Denn den PS-Genossen droht nicht nur ein fünfwöchiger interner Bruderkampf um die Spitzenkandidatur. Anschließend erwarten jeden Sieger der Vorwahl zwei weitere Widersacher. Der radikale Jean-Luc Mélenchon, einst Sozialist und heute verbalradikaler Rot-Frontler, sammelt am linken Rand zehntausendfach enttäuschte Sozialisten ein. Und in der Mitte lauert Emmanuel Macron, bis Sommer noch Wirtschaftsminister unter Hollande. Beide Konkurrenten lehnen es ab, sich einzureihen bei der Vorwahl der Sozialisten. Und beide ergattern in Umfragen um die 14 Prozent Zustimmung. Mehr als alle PS-Anwärter, mehr auch als Valls (13). Gemeinsam ist allen dreien nur das kollektive Scheitern: Weil sie sich gegenseitig die Stimmen stehlen, käme derzeit kein Linker in die Stichwahl um das Präsidentenamt.

Obendrein ist Macron im Aufwind. Voriges Wochenende gelang ihm der Coup, fast 15 000 Anhänger in eine Messehalle am Stadtrand von Paris zu locken. Macron präsentierte sich als "Kandidat der Arbeit", entwarf sozialliberale Reformen, riskierte sogar eine Liebeserklärung an Europa. Das Publikum, viele junge Wähler, schwenkte Hand in Hand Trikolore und EU-Fahne. Den Zustand der regierenden Linken illustriert der Vergleich mit einem Parteitreff, bei dem eine Woche zuvor der PS seine Vorwahl einläutete: Nur knapp 3000 Sozialisten, ein Fünftel von Macrons Menschenschar, hockten in einem halbdunklen Saal und applaudierten faden Reden.

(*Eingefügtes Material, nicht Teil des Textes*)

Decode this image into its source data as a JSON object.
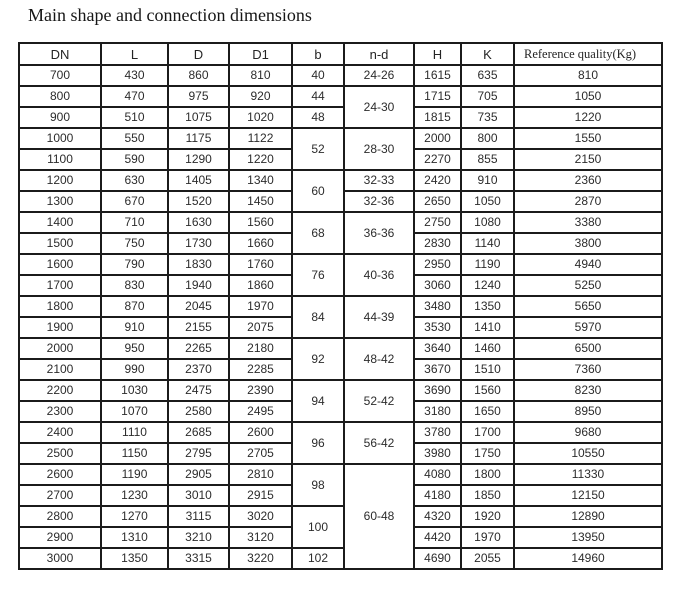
{
  "title": "Main shape and connection dimensions",
  "colors": {
    "background": "#ffffff",
    "border": "#1b1b1b",
    "text": "#2c2c2c"
  },
  "table": {
    "columns": [
      {
        "key": "dn",
        "label": "DN"
      },
      {
        "key": "l",
        "label": "L"
      },
      {
        "key": "d",
        "label": "D"
      },
      {
        "key": "d1",
        "label": "D1"
      },
      {
        "key": "b",
        "label": "b"
      },
      {
        "key": "nd",
        "label": "n-d"
      },
      {
        "key": "h",
        "label": "H"
      },
      {
        "key": "k",
        "label": "K"
      },
      {
        "key": "ref",
        "label": "Reference quality(Kg)"
      }
    ],
    "rows": [
      {
        "dn": "700",
        "l": "430",
        "d": "860",
        "d1": "810",
        "b": {
          "v": "40",
          "span": 1
        },
        "nd": {
          "v": "24-26",
          "span": 1
        },
        "h": "1615",
        "k": "635",
        "ref": "810"
      },
      {
        "dn": "800",
        "l": "470",
        "d": "975",
        "d1": "920",
        "b": {
          "v": "44",
          "span": 1
        },
        "nd": {
          "v": "24-30",
          "span": 2
        },
        "h": "1715",
        "k": "705",
        "ref": "1050"
      },
      {
        "dn": "900",
        "l": "510",
        "d": "1075",
        "d1": "1020",
        "b": {
          "v": "48",
          "span": 1
        },
        "h": "1815",
        "k": "735",
        "ref": "1220"
      },
      {
        "dn": "1000",
        "l": "550",
        "d": "1175",
        "d1": "1122",
        "b": {
          "v": "52",
          "span": 2
        },
        "nd": {
          "v": "28-30",
          "span": 2
        },
        "h": "2000",
        "k": "800",
        "ref": "1550"
      },
      {
        "dn": "1100",
        "l": "590",
        "d": "1290",
        "d1": "1220",
        "h": "2270",
        "k": "855",
        "ref": "2150"
      },
      {
        "dn": "1200",
        "l": "630",
        "d": "1405",
        "d1": "1340",
        "b": {
          "v": "60",
          "span": 2
        },
        "nd": {
          "v": "32-33",
          "span": 1
        },
        "h": "2420",
        "k": "910",
        "ref": "2360"
      },
      {
        "dn": "1300",
        "l": "670",
        "d": "1520",
        "d1": "1450",
        "nd": {
          "v": "32-36",
          "span": 1
        },
        "h": "2650",
        "k": "1050",
        "ref": "2870"
      },
      {
        "dn": "1400",
        "l": "710",
        "d": "1630",
        "d1": "1560",
        "b": {
          "v": "68",
          "span": 2
        },
        "nd": {
          "v": "36-36",
          "span": 2
        },
        "h": "2750",
        "k": "1080",
        "ref": "3380"
      },
      {
        "dn": "1500",
        "l": "750",
        "d": "1730",
        "d1": "1660",
        "h": "2830",
        "k": "1140",
        "ref": "3800"
      },
      {
        "dn": "1600",
        "l": "790",
        "d": "1830",
        "d1": "1760",
        "b": {
          "v": "76",
          "span": 2
        },
        "nd": {
          "v": "40-36",
          "span": 2
        },
        "h": "2950",
        "k": "1190",
        "ref": "4940"
      },
      {
        "dn": "1700",
        "l": "830",
        "d": "1940",
        "d1": "1860",
        "h": "3060",
        "k": "1240",
        "ref": "5250"
      },
      {
        "dn": "1800",
        "l": "870",
        "d": "2045",
        "d1": "1970",
        "b": {
          "v": "84",
          "span": 2
        },
        "nd": {
          "v": "44-39",
          "span": 2
        },
        "h": "3480",
        "k": "1350",
        "ref": "5650"
      },
      {
        "dn": "1900",
        "l": "910",
        "d": "2155",
        "d1": "2075",
        "h": "3530",
        "k": "1410",
        "ref": "5970"
      },
      {
        "dn": "2000",
        "l": "950",
        "d": "2265",
        "d1": "2180",
        "b": {
          "v": "92",
          "span": 2
        },
        "nd": {
          "v": "48-42",
          "span": 2
        },
        "h": "3640",
        "k": "1460",
        "ref": "6500"
      },
      {
        "dn": "2100",
        "l": "990",
        "d": "2370",
        "d1": "2285",
        "h": "3670",
        "k": "1510",
        "ref": "7360"
      },
      {
        "dn": "2200",
        "l": "1030",
        "d": "2475",
        "d1": "2390",
        "b": {
          "v": "94",
          "span": 2
        },
        "nd": {
          "v": "52-42",
          "span": 2
        },
        "h": "3690",
        "k": "1560",
        "ref": "8230"
      },
      {
        "dn": "2300",
        "l": "1070",
        "d": "2580",
        "d1": "2495",
        "h": "3180",
        "k": "1650",
        "ref": "8950"
      },
      {
        "dn": "2400",
        "l": "1110",
        "d": "2685",
        "d1": "2600",
        "b": {
          "v": "96",
          "span": 2
        },
        "nd": {
          "v": "56-42",
          "span": 2
        },
        "h": "3780",
        "k": "1700",
        "ref": "9680"
      },
      {
        "dn": "2500",
        "l": "1150",
        "d": "2795",
        "d1": "2705",
        "h": "3980",
        "k": "1750",
        "ref": "10550"
      },
      {
        "dn": "2600",
        "l": "1190",
        "d": "2905",
        "d1": "2810",
        "b": {
          "v": "98",
          "span": 2
        },
        "nd": {
          "v": "60-48",
          "span": 5
        },
        "h": "4080",
        "k": "1800",
        "ref": "11330"
      },
      {
        "dn": "2700",
        "l": "1230",
        "d": "3010",
        "d1": "2915",
        "h": "4180",
        "k": "1850",
        "ref": "12150"
      },
      {
        "dn": "2800",
        "l": "1270",
        "d": "3115",
        "d1": "3020",
        "b": {
          "v": "100",
          "span": 2
        },
        "h": "4320",
        "k": "1920",
        "ref": "12890"
      },
      {
        "dn": "2900",
        "l": "1310",
        "d": "3210",
        "d1": "3120",
        "h": "4420",
        "k": "1970",
        "ref": "13950"
      },
      {
        "dn": "3000",
        "l": "1350",
        "d": "3315",
        "d1": "3220",
        "b": {
          "v": "102",
          "span": 1
        },
        "h": "4690",
        "k": "2055",
        "ref": "14960"
      }
    ]
  }
}
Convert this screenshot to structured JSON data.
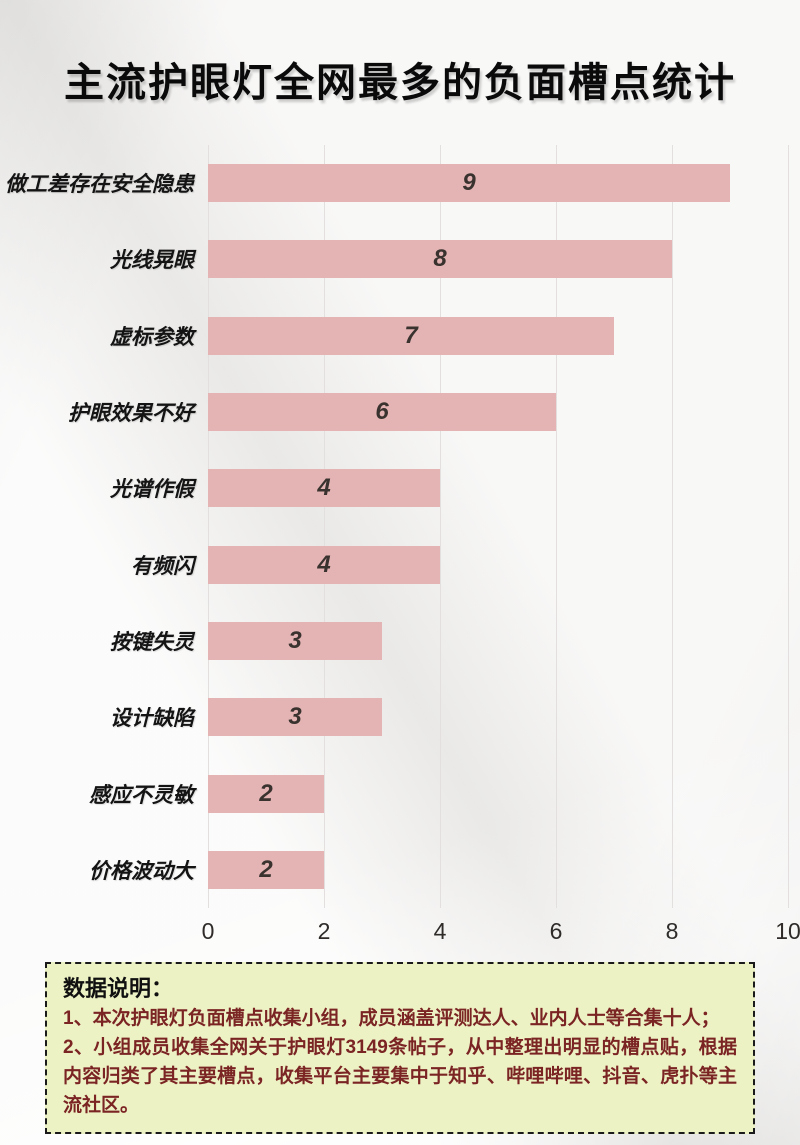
{
  "title": "主流护眼灯全网最多的负面槽点统计",
  "chart_data": {
    "type": "bar",
    "orientation": "horizontal",
    "title": "主流护眼灯全网最多的负面槽点统计",
    "categories": [
      "做工差存在安全隐患",
      "光线晃眼",
      "虚标参数",
      "护眼效果不好",
      "光谱作假",
      "有频闪",
      "按键失灵",
      "设计缺陷",
      "感应不灵敏",
      "价格波动大"
    ],
    "values": [
      9,
      8,
      7,
      6,
      4,
      4,
      3,
      3,
      2,
      2
    ],
    "xlabel": "",
    "ylabel": "",
    "xlim": [
      0,
      10
    ],
    "x_ticks": [
      0,
      2,
      4,
      6,
      8,
      10
    ],
    "grid": "vertical",
    "bar_color": "#e3b4b3",
    "grid_color": "#e2dfde",
    "value_label_position": "center"
  },
  "note": {
    "heading": "数据说明：",
    "lines": [
      "1、本次护眼灯负面槽点收集小组，成员涵盖评测达人、业内人士等合集十人；",
      "2、小组成员收集全网关于护眼灯3149条帖子，从中整理出明显的槽点贴，根据内容归类了其主要槽点，收集平台主要集中于知乎、哔哩哔哩、抖音、虎扑等主流社区。"
    ],
    "bg_color": "#edf2c4",
    "border_color": "#1a1a1a",
    "text_color": "#7b2424"
  }
}
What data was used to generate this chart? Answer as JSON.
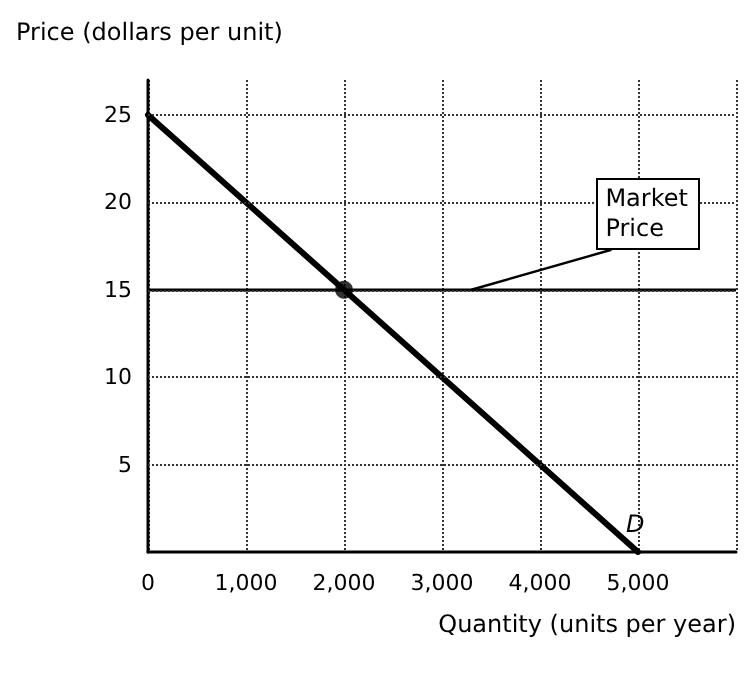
{
  "chart_data": {
    "type": "line",
    "xlabel": "Quantity (units per year)",
    "ylabel": "Price (dollars per unit)",
    "x": [
      0,
      5000
    ],
    "series": [
      {
        "name": "D",
        "color": "#000000",
        "values": [
          25,
          0
        ]
      },
      {
        "type": "scatter",
        "color": "#000000",
        "x": [
          2000
        ],
        "values": [
          15
        ],
        "marker": "circle"
      }
    ],
    "xlim": [
      0,
      6000
    ],
    "ylim": [
      0,
      27
    ],
    "xticks": [
      0,
      {
        "value": 1000,
        "label": "1,000"
      },
      {
        "value": 2000,
        "label": "2,000"
      },
      {
        "value": 3000,
        "label": "3,000"
      },
      {
        "value": 4000,
        "label": "4,000"
      },
      {
        "value": 5000,
        "label": "5,000"
      }
    ],
    "yticks": [
      5,
      10,
      15,
      20,
      25
    ],
    "ref_lines": [
      {
        "axis": "y",
        "value": 15,
        "label": "Market Price",
        "color": "#000000"
      }
    ],
    "grid": true,
    "line_style": "solid"
  }
}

So geraten die Sozialisten in den Schatten. Ihre Vorwahl dürfte sich zum Duell verdichten zwischen dem rechten Valls und dem linken Montebourg. Aber im Vergleich zu Macron, dem begeisterten Sozialliberalen, und zu Mélenchon, dem Radikal-Sozialisten, verblassen beide PS-Aspiranten zu Kopien. Versuche, in der Pariser Bürgermeisterin eine Retterin zu finden, scheiterten: Anne Hidalgo winkte ab für die Wahl 2017. Jeder in Paris weiß: Sie spekuliert auf das nächste Mal. Auf 2022.